Eight shelters were opened and residents were urged by Puerto Rico’s emergency management commissioner, Nino Correa, to “not wait until the last minute to mobilize.”
The National Hurricane Center (NHC) wrote in a Wednesday Facebook update that the center of Fred was positioned over the Caribbean Sea about 50 miles southeast of Santo Domingo, the Dominican Republic’s capital city.
The storm was reportedly moving to the west-northwest near 16 mph with maximum sustained winds near 40 mph and tropical-storm-force winds extending outward up to 45 miles from the center.
The city of La Romana in the Dominican Republic recently reported sustained winds of 35 mph.
A general west-northwestward motion is expected to begin later Wednesday and continue for the next few days.
Fred is forecast to be centered over or near Hispaniola later Wednesday, near the Turks and Caicos Islands and the southeastern Bahamas on Thursday and then north of the northern coast of central Cuba on Friday.
The NHC noted that some weakening of the storm is “likely” as Fred “interacts” with Hispaniola and that tropical storm conditions are expected in portions of the Dominican Republic on Wednesday morning and along the northern coast of Haiti, the Turks and Caicos and the southeastern Bahamas later in the day.

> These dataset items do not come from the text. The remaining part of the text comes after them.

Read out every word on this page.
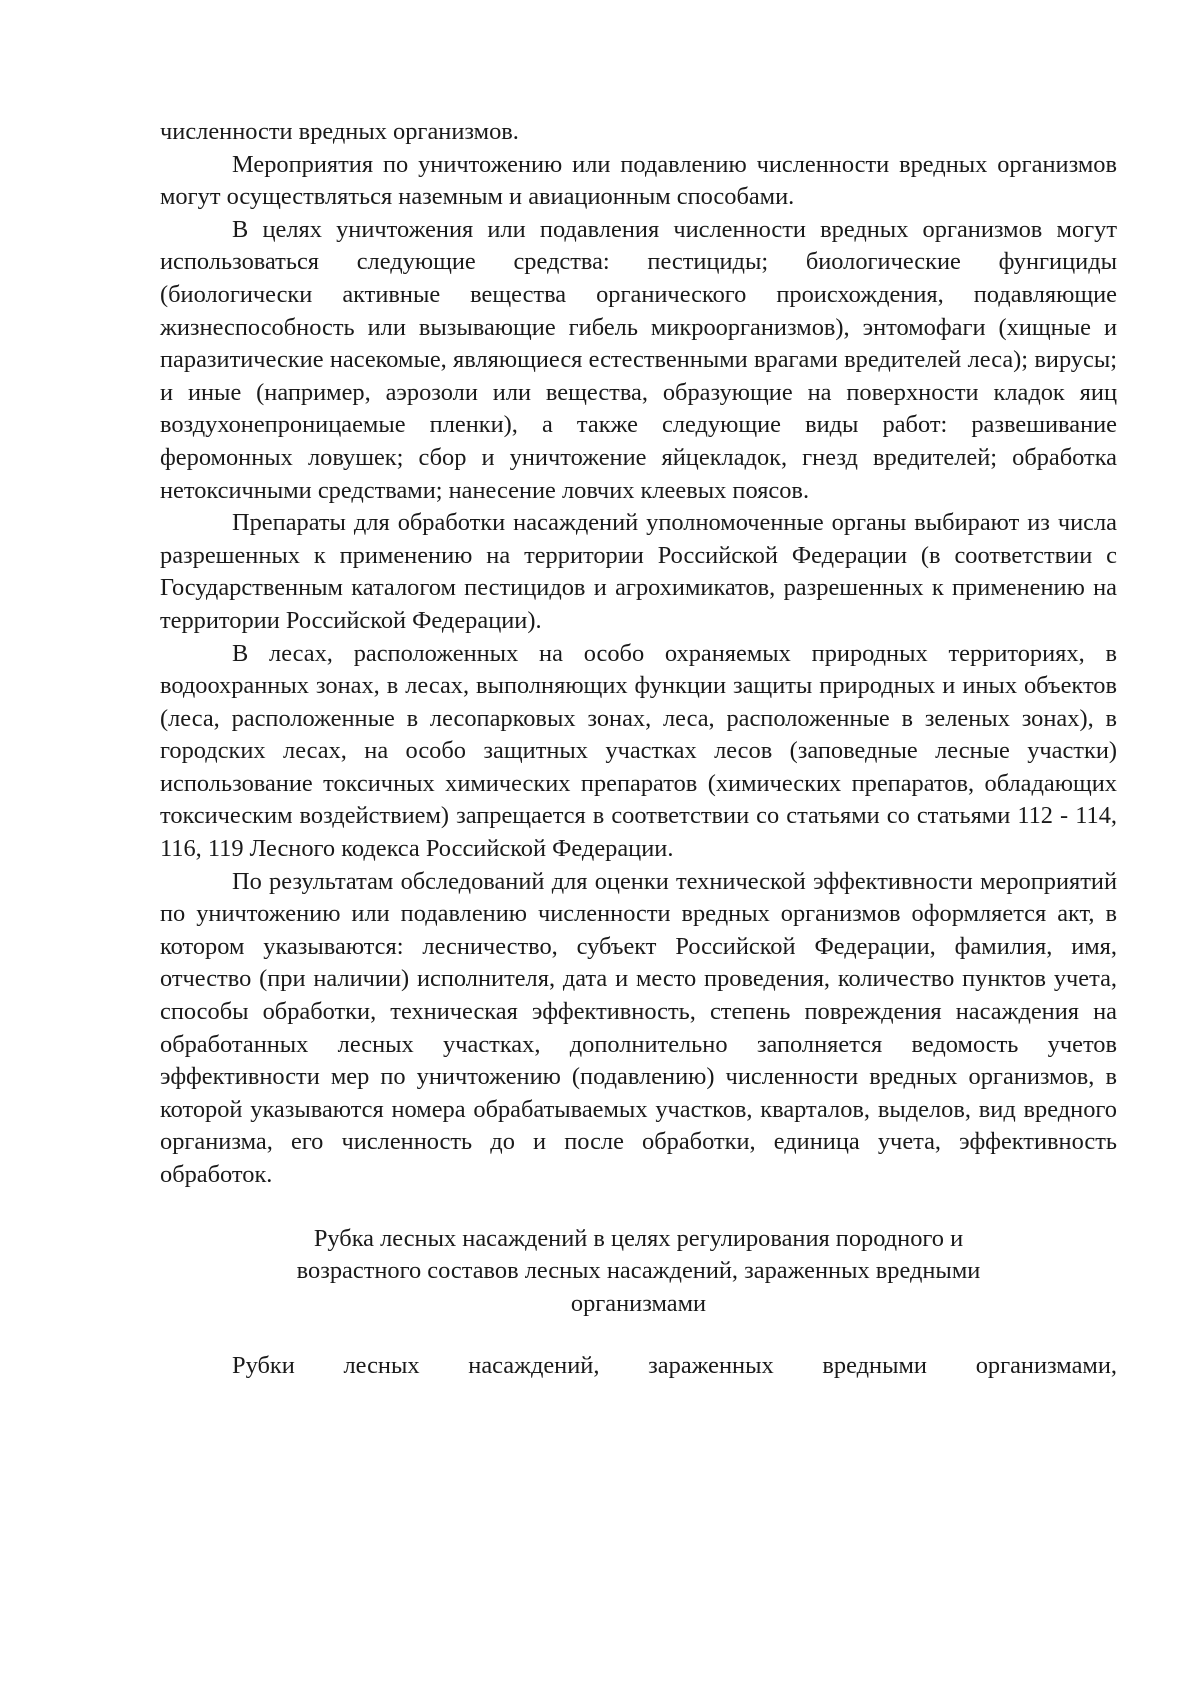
численности вредных организмов.

Мероприятия по уничтожению или подавлению численности вредных организмов могут осуществляться наземным и авиационным способами.

В целях уничтожения или подавления численности вредных организмов могут использоваться следующие средства: пестициды; биологические фунгициды (биологически активные вещества органического происхождения, подавляющие жизнеспособность или вызывающие гибель микроорганизмов), энтомофаги (хищные и паразитические насекомые, являющиеся естественными врагами вредителей леса); вирусы; и иные (например, аэрозоли или вещества, образующие на поверхности кладок яиц воздухонепроницаемые пленки), а также следующие виды работ: развешивание феромонных ловушек; сбор и уничтожение яйцекладок, гнезд вредителей; обработка нетоксичными средствами; нанесение ловчих клеевых поясов.

Препараты для обработки насаждений уполномоченные органы выбирают из числа разрешенных к применению на территории Российской Федерации (в соответствии с Государственным каталогом пестицидов и агрохимикатов, разрешенных к применению на территории Российской Федерации).

В лесах, расположенных на особо охраняемых природных территориях, в водоохранных зонах, в лесах, выполняющих функции защиты природных и иных объектов (леса, расположенные в лесопарковых зонах, леса, расположенные в зеленых зонах), в городских лесах, на особо защитных участках лесов (заповедные лесные участки) использование токсичных химических препаратов (химических препаратов, обладающих токсическим воздействием) запрещается в соответствии со статьями со статьями 112 - 114, 116, 119 Лесного кодекса Российской Федерации.

По результатам обследований для оценки технической эффективности мероприятий по уничтожению или подавлению численности вредных организмов оформляется акт, в котором указываются: лесничество, субъект Российской Федерации, фамилия, имя, отчество (при наличии) исполнителя, дата и место проведения, количество пунктов учета, способы обработки, техническая эффективность, степень повреждения насаждения на обработанных лесных участках, дополнительно заполняется ведомость учетов эффективности мер по уничтожению (подавлению) численности вредных организмов, в которой указываются номера обрабатываемых участков, кварталов, выделов, вид вредного организма, его численность до и после обработки, единица учета, эффективность обработок.

Рубка лесных насаждений в целях регулирования породного и
возрастного составов лесных насаждений, зараженных вредными
организмами

Рубки лесных насаждений, зараженных вредными организмами,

“Interests elsewhere” in Haiti, the Bahamas, eastern and central Cuba and Florida were instructed to monitor the progress of the system and updates to the forecast.
“Interests in Florida should also monitor updates to the forecast as there is a risk of wind and rainfall impacts beginning Friday in the Keys and spreading northward through portions of the Peninsula and the Panhandle this weekend. However, it is too soon to determine the exact timing, location and magnitude of any potential impacts,” the agency said.
A tropical storm warning is in effect for the Dominican Republic’s south coast from Punta Palenque eastward and on the north coast from the Dominican Republic and Haiti border eastward.
Additionally, a tropical storm watch is in effect for the Turks and Caicos Islands and the southeast Bahamas.
The storm was expected to produce rainfall of 2 to 4 inches over Puerto Rico and the Dominican Republic with isolated maximum totals of 6 inches.
Haiti, the Turks and Caicos Islands, eastern Bahamas and eastern Cuba were expected to see 1 to 3 inches of rain with isolated maximum totals of 5 inches.
Fred is the sixth named storm of the Atlantic hurricane season.
The Associated Press contributed to this report.